Et pourtant, quatre ans plus tard, l’Ukraine tient. Elle a coulé le croiseur Moskva. Elle a repoussé l’assaut sur Kyiv. Elle a libéré Kherson. Elle a frappé la flotte russe de la mer Noire sans posséder de marine. Elle a détruit des bombardiers stratégiques à des milliers de kilomètrès du front. Elle a infligé à la Russie 1,25 million de victimes — tués, blessés, disparus. Le prix que paie Moscou est sans précédent dans l’histoire militaire moderne. Et la Russie n’a toujours pas atteint ses objectifs.
Bohdana : la sentinelle de la diaspora
Presque toutes les familles ont perdu quelqu’un
Bohdana Porada est la présidente de l’Alliance des Ukrainiens de Québec. Son rôle, depuis quatre ans, c’est de tenir. Tenir la communauté debout. Organiser les commémorations. Coordonner l’aide. Accueillir les réfugiés. Répondre aux médias. Et, surtout, ne jamais laisser voir la fatigue. Même quand elle est là. Même quand elle pèse comme une dalle de béton sur les épaules.
Ce qu’elle dit, d’une voix qu’on imagine à la fois ferme et fêlée, c’est que les drames humains s’accumulent. Que « dans presque toutes les familles, il y à quelqu’un qui est mort à cause de la guerre ». Elle qualifie la situation d’« épouvantable » et de « tellement triste ». Deux mots qui, dans la bouche d’une femme habituée à la retenue diplomatique, résonnent comme un cri. Parce que quand Bohdana Porada dit « épouvantable », elle ne parle pas d’un concept abstrait. Elle parle de noms qu’elle connaît. De visages qu’elle a vus. De familles qu’elle a accompagnées dans le deuil.
« Dans presque toutes les familles, il y à quelqu’un qui est mort. » Relisez cette phrase. Pas dans certaines familles. Pas dans beaucoup de familles. Dans presque toutes. Chaque réunion de la communauté ukrainienne au Québec est un rassemblement d’endeuillés. Chaque chant est un requiem. Chaque drapeau bleu et jaune est un linceul.

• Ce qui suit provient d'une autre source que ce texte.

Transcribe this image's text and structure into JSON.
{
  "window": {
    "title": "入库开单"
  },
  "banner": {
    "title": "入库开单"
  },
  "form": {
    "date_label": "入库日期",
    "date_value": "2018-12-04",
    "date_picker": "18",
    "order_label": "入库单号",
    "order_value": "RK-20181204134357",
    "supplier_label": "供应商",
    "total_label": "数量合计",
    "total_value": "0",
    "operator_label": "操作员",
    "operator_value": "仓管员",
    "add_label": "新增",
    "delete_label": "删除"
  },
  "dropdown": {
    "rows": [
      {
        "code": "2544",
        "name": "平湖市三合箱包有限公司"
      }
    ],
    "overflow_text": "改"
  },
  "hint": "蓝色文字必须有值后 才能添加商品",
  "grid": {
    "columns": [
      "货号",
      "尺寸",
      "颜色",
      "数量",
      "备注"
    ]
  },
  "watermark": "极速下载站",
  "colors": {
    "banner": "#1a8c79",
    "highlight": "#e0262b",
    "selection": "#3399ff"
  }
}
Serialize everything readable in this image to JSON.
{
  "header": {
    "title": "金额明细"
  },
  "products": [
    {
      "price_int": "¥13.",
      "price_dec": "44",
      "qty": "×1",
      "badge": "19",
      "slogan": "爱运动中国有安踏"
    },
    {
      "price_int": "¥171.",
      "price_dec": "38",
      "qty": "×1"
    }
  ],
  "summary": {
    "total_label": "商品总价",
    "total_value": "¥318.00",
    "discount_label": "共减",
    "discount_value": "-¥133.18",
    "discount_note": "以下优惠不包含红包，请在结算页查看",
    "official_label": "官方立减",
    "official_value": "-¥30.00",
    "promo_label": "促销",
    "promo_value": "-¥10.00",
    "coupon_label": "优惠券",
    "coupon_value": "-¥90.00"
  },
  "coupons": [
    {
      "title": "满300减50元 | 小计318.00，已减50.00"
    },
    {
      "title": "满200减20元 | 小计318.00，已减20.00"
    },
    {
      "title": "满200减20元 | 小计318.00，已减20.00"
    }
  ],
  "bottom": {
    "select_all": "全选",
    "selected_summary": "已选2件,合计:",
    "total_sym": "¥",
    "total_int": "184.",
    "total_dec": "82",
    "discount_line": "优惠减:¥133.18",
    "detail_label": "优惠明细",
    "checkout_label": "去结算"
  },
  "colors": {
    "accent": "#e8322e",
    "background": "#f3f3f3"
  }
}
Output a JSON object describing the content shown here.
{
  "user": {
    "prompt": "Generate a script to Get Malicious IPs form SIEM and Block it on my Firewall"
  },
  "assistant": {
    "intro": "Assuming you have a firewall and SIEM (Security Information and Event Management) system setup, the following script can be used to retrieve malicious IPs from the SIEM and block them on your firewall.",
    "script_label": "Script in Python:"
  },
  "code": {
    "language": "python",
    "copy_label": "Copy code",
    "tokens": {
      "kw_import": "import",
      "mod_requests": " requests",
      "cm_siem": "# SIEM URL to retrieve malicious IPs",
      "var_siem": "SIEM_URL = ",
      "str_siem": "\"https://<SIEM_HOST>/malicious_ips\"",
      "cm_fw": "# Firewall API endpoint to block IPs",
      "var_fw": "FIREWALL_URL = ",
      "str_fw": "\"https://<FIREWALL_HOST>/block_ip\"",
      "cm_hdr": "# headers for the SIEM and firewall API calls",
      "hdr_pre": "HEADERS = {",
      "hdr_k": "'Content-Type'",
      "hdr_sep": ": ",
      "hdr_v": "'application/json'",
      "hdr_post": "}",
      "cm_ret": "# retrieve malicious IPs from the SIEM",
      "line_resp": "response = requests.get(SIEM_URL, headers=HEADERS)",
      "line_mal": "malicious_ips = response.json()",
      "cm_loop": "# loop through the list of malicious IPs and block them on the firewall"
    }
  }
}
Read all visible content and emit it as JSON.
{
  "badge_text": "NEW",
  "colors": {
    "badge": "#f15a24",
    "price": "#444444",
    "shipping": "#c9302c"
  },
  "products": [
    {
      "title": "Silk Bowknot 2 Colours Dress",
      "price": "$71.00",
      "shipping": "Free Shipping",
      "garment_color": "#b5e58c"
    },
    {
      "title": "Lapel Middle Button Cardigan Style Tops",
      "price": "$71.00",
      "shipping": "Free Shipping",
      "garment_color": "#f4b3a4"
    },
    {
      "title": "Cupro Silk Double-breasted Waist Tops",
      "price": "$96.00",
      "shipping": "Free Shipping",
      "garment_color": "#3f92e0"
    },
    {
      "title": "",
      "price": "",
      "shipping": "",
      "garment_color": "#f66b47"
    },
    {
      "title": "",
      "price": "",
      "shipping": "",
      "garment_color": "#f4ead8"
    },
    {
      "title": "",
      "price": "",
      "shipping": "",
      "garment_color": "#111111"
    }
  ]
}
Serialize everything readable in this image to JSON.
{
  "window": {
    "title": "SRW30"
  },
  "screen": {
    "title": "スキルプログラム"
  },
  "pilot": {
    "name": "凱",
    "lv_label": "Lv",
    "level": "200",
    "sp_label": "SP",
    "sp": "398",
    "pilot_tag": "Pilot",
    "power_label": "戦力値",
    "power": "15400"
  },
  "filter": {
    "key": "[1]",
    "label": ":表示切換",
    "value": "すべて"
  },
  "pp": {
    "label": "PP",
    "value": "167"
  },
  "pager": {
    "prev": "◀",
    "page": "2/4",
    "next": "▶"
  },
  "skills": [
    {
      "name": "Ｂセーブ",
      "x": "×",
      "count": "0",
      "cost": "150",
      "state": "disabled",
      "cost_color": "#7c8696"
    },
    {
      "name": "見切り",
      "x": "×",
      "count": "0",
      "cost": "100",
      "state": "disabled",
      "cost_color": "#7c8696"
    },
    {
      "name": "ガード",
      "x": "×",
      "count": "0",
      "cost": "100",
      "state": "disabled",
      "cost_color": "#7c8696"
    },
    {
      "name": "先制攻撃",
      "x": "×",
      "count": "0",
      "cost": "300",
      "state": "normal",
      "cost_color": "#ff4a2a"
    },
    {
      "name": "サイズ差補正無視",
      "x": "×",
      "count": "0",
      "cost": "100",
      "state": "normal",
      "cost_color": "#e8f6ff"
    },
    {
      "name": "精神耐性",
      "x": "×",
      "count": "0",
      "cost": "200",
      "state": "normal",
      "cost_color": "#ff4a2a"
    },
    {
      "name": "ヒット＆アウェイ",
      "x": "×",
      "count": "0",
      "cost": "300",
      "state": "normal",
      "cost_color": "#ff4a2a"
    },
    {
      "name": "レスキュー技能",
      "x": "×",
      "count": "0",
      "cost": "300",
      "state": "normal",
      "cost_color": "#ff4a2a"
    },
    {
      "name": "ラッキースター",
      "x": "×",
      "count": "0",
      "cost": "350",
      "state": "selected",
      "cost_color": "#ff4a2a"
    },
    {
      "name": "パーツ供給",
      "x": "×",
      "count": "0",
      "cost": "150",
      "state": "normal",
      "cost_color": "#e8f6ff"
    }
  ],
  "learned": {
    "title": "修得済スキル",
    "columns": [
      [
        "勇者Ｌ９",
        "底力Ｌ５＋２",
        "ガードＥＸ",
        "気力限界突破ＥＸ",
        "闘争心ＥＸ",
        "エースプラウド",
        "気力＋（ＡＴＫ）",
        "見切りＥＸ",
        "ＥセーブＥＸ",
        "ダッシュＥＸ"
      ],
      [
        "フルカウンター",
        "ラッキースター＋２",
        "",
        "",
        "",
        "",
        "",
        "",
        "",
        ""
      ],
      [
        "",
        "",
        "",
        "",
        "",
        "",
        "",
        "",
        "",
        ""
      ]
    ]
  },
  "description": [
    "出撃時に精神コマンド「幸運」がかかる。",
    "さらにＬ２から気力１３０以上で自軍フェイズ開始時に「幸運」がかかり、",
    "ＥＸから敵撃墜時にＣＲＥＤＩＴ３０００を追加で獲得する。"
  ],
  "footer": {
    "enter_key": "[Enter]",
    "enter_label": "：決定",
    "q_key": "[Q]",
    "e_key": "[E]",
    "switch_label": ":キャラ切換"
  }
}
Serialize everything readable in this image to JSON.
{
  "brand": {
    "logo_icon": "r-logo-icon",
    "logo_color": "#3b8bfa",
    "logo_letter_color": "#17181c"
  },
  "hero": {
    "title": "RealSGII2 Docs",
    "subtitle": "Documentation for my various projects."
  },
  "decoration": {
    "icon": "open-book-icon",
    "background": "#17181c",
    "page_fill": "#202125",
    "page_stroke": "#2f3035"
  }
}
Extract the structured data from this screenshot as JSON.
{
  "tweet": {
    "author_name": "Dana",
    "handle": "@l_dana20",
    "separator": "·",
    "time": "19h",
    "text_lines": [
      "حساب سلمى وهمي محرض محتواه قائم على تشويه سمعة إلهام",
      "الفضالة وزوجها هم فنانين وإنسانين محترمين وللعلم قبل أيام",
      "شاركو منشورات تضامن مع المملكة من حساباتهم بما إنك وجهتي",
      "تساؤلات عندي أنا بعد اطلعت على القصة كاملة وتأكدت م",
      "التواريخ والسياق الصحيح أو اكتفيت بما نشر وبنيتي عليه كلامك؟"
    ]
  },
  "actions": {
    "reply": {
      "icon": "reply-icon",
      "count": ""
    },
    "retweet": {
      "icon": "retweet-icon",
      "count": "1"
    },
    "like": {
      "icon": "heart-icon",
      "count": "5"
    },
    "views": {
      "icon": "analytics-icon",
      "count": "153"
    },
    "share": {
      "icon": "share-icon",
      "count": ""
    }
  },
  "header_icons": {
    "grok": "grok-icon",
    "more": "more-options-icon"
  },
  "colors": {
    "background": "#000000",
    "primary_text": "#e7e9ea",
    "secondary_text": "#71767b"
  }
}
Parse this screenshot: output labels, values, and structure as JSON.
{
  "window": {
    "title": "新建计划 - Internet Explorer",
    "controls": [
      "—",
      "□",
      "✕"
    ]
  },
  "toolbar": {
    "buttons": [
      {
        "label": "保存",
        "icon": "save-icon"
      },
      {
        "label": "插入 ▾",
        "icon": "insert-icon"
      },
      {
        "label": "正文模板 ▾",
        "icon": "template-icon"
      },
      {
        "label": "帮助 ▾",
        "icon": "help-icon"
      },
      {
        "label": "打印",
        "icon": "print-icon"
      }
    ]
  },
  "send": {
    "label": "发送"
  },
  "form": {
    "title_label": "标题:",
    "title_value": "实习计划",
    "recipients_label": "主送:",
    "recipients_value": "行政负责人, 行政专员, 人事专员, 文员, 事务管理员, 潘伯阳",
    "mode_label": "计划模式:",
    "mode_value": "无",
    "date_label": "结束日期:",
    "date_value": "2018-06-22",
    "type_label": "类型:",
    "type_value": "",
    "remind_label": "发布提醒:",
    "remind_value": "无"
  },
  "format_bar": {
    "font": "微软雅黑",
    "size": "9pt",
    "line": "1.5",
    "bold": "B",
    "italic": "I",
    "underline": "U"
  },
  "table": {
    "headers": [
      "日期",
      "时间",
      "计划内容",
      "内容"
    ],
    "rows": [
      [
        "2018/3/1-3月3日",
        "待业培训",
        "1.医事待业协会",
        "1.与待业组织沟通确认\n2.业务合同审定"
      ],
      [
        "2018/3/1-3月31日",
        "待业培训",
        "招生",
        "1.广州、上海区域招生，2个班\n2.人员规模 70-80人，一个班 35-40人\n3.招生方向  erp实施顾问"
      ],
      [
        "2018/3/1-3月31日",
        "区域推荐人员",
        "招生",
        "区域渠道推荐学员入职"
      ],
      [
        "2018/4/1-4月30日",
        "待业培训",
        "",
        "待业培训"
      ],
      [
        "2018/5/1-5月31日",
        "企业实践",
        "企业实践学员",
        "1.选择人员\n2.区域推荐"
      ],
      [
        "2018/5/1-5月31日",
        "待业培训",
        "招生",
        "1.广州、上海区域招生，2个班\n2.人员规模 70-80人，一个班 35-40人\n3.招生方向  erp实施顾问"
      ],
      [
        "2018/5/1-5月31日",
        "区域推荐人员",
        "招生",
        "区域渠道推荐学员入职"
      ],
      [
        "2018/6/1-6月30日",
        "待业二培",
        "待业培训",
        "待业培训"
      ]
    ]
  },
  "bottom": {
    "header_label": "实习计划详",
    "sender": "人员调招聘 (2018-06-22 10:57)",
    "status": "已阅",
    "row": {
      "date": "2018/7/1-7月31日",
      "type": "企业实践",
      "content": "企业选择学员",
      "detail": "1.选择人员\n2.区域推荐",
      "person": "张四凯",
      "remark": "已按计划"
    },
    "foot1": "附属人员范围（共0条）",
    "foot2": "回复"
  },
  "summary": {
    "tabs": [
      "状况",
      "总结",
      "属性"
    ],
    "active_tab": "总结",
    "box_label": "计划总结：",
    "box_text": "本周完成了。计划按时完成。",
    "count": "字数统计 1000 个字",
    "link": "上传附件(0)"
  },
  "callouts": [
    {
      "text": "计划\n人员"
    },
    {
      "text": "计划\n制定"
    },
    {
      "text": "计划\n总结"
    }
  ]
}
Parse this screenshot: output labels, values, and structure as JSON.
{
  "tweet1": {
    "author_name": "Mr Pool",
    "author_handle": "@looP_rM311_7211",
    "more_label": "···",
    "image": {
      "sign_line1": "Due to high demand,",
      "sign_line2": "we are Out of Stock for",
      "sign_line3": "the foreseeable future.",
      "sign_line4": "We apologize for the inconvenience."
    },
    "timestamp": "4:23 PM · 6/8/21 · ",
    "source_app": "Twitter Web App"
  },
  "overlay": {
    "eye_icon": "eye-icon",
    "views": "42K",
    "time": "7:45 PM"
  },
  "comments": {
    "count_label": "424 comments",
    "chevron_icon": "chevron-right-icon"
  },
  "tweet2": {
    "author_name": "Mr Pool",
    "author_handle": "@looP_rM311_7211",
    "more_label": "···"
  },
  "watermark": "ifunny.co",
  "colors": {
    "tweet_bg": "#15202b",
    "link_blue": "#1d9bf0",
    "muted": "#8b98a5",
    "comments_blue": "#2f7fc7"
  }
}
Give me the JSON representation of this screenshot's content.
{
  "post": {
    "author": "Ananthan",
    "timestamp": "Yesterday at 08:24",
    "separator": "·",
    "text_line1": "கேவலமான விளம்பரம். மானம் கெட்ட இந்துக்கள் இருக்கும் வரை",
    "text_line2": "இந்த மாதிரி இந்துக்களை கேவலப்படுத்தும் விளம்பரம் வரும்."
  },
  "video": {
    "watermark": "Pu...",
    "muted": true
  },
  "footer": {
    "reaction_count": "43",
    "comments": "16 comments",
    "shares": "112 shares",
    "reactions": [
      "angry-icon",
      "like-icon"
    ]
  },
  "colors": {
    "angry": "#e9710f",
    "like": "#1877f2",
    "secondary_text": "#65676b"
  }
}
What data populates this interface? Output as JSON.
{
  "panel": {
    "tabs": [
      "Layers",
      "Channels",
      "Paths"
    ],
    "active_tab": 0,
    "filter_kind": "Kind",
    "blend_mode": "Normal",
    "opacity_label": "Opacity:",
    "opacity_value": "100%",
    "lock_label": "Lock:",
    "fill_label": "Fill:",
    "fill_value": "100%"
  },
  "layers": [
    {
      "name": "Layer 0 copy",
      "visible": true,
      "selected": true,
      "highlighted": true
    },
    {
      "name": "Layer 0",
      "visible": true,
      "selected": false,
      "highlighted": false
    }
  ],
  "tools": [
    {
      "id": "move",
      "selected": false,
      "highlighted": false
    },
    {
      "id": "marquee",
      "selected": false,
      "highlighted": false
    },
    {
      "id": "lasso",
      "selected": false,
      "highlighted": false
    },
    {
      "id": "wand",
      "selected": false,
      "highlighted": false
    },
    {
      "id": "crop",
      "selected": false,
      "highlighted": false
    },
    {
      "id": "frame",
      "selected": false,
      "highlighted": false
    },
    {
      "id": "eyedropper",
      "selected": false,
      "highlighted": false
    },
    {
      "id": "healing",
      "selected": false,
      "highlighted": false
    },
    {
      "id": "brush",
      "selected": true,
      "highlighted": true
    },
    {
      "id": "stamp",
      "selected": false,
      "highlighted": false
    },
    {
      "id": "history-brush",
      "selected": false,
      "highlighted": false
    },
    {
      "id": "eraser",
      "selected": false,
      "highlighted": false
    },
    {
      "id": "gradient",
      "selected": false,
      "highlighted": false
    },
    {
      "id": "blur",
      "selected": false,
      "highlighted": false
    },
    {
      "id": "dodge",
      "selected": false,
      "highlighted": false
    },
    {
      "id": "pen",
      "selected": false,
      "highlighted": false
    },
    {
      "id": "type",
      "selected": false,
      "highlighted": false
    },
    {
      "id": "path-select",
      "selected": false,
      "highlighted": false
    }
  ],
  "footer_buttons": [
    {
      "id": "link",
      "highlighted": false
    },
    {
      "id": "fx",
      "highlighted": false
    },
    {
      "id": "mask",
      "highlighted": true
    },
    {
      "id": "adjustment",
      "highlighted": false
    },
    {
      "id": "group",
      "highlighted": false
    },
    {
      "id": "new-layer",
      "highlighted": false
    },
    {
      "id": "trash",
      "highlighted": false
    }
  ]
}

Solidaires au milieu des chants et des drapeaux
Et pourtant, ils se rassemblent. Les commémorations du quatrième anniversaire se sont tenues dans une solennité douloureuse, « solidaires au milieu de chants et de drapeaux de l’Ukraine ». Au Canada, plus de 60 rassemblements ont été organisés à travers le pays — des veillées aux chandelles, des marches silencieuses, des prières collectives. À Ottawa, sur la colline du Parlement, le Congrès ukrainien canadien a tenu un événement officiel. À Montréal, à Toronto, à Vancouver — partout où la diaspora ukrainienne a pris racine — les bougies se sont allumées dans le froid de février.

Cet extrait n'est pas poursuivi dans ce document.